Pod-Level Horizontal Autoscaling

Pod-level horizontal autoscaling enables automatic addition or removal of pods for the same workload based on the demand in the form of pod replicas. It’s managed through a horizontal pod autoscaler. To do so, it looks at the CPU, or memory utilization, or even the network traffic, as the metric based on which it decides to increase or decrease the number of pods. You can specify the target utilization in percentage or as direct values. The autoscaler monitoring the workload considers these to decide whether to add or remove the number of pods, within the specified limits, to be closer to the target utilization. It remarkably uses custom metrics. These metrics must be available in the monitoring system and exported from the application to the monitoring system. Examples– the number of outstanding email messages, and the number of outstanding orders waiting to be processed. This form again works well for workloads that are designed for horizontal scaling.

Pod-Level Vertical Autoscaling

Pod-level vertical autoscaling allows an increase or decrease in the amount of CPU and memory resources available to a pod based on the demand. It is managed through a vertical pod autoscaler. As with other forms, the autoscaling happens within the specified limits. However, there are two remarkable things in this form. One, this form can be used to recommend how many resources the pod deployment needs. Second, both the recommendation and the autoscaling are based on the analysis of the CPU and memory needs of the containers and analysis of live requests, respectively. Therefore, there is no guesswork or benchmarking involved. This form, thus, ensures that the resource allocation is better matched with the actual usage. You can also opt out specific containers from autoscaling. The automatic scaling mode involves adjusting a pod’s CPU and memory requests. Since the running pod cannot be adjusted, it will be terminated, and a new pod is created. This form works well for workloads that cannot be spread across multiple instances.

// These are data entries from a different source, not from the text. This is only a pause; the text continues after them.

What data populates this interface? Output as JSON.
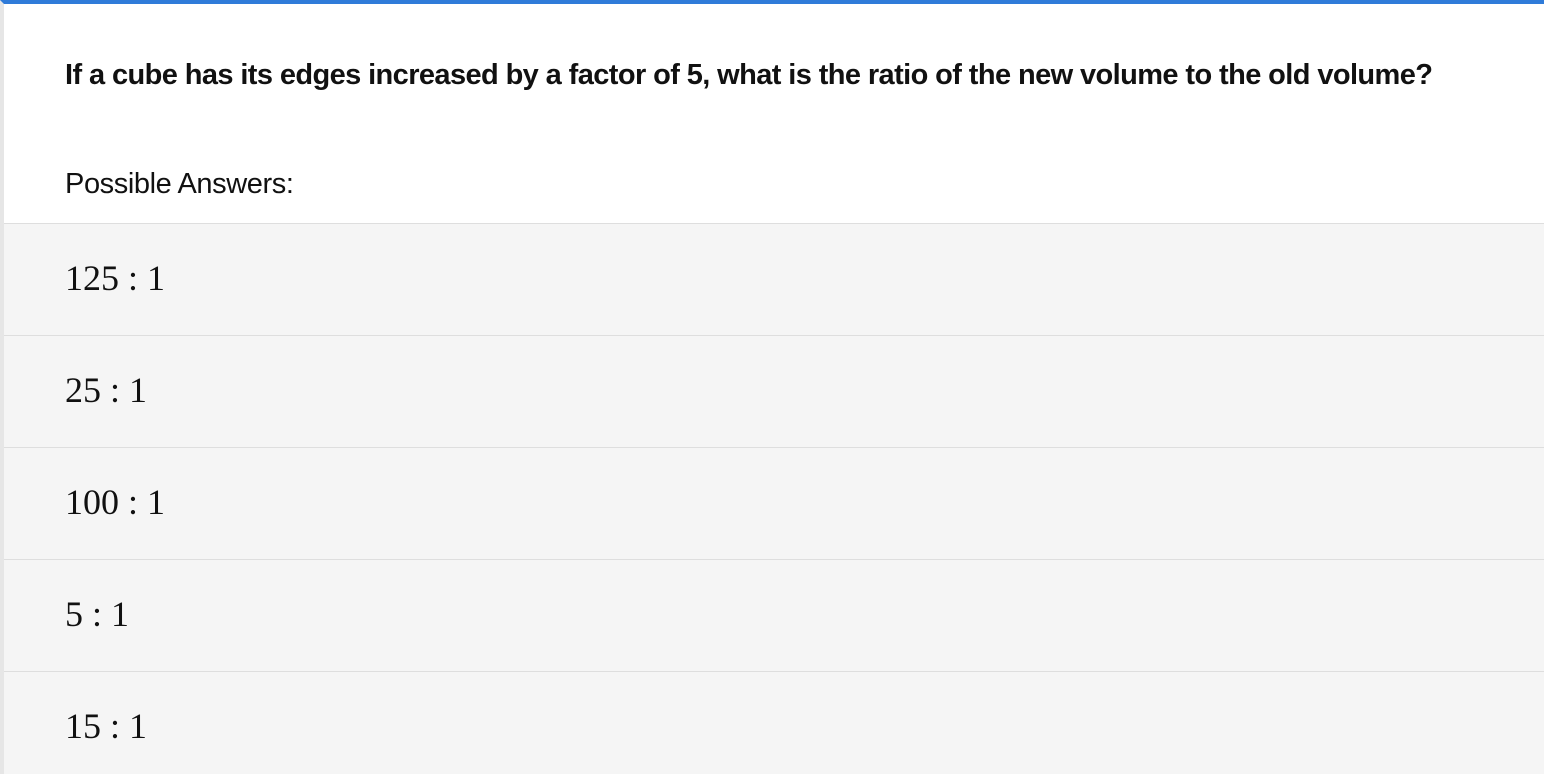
{
  "question": {
    "text": "If a cube has its edges increased by a factor of 5, what is the ratio of the new volume to the old volume?"
  },
  "answers_label": "Possible Answers:",
  "answers": [
    {
      "text": "125 : 1"
    },
    {
      "text": "25 : 1"
    },
    {
      "text": "100 : 1"
    },
    {
      "text": "5 : 1"
    },
    {
      "text": "15 : 1"
    }
  ],
  "colors": {
    "accent": "#2f7bd9",
    "answer_bg": "#f5f5f5",
    "divider": "#dedede",
    "text": "#111111"
  }
}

Deciding upon the form of autoscaling requires a lot more attention than one could assume. One cannot leave things to the IaaS providers just because of being on cloud or dealing with a ’cloud native’ application.

Below are the conclusions:

  • There are various forms of autoscaling available from IaaS to choose from. It needs a due diligence in deciding upon which form to apply.
  • IaaS also allows you to configure the scalability based on the workload demands of resources and the metrics of choice. You can send metrics on any parameter to your monitoring framework and bring that in as a trigger for autoscaling. This enables a finer granularity in defining the autoscaling triggers rather than just being limited to resource utilization.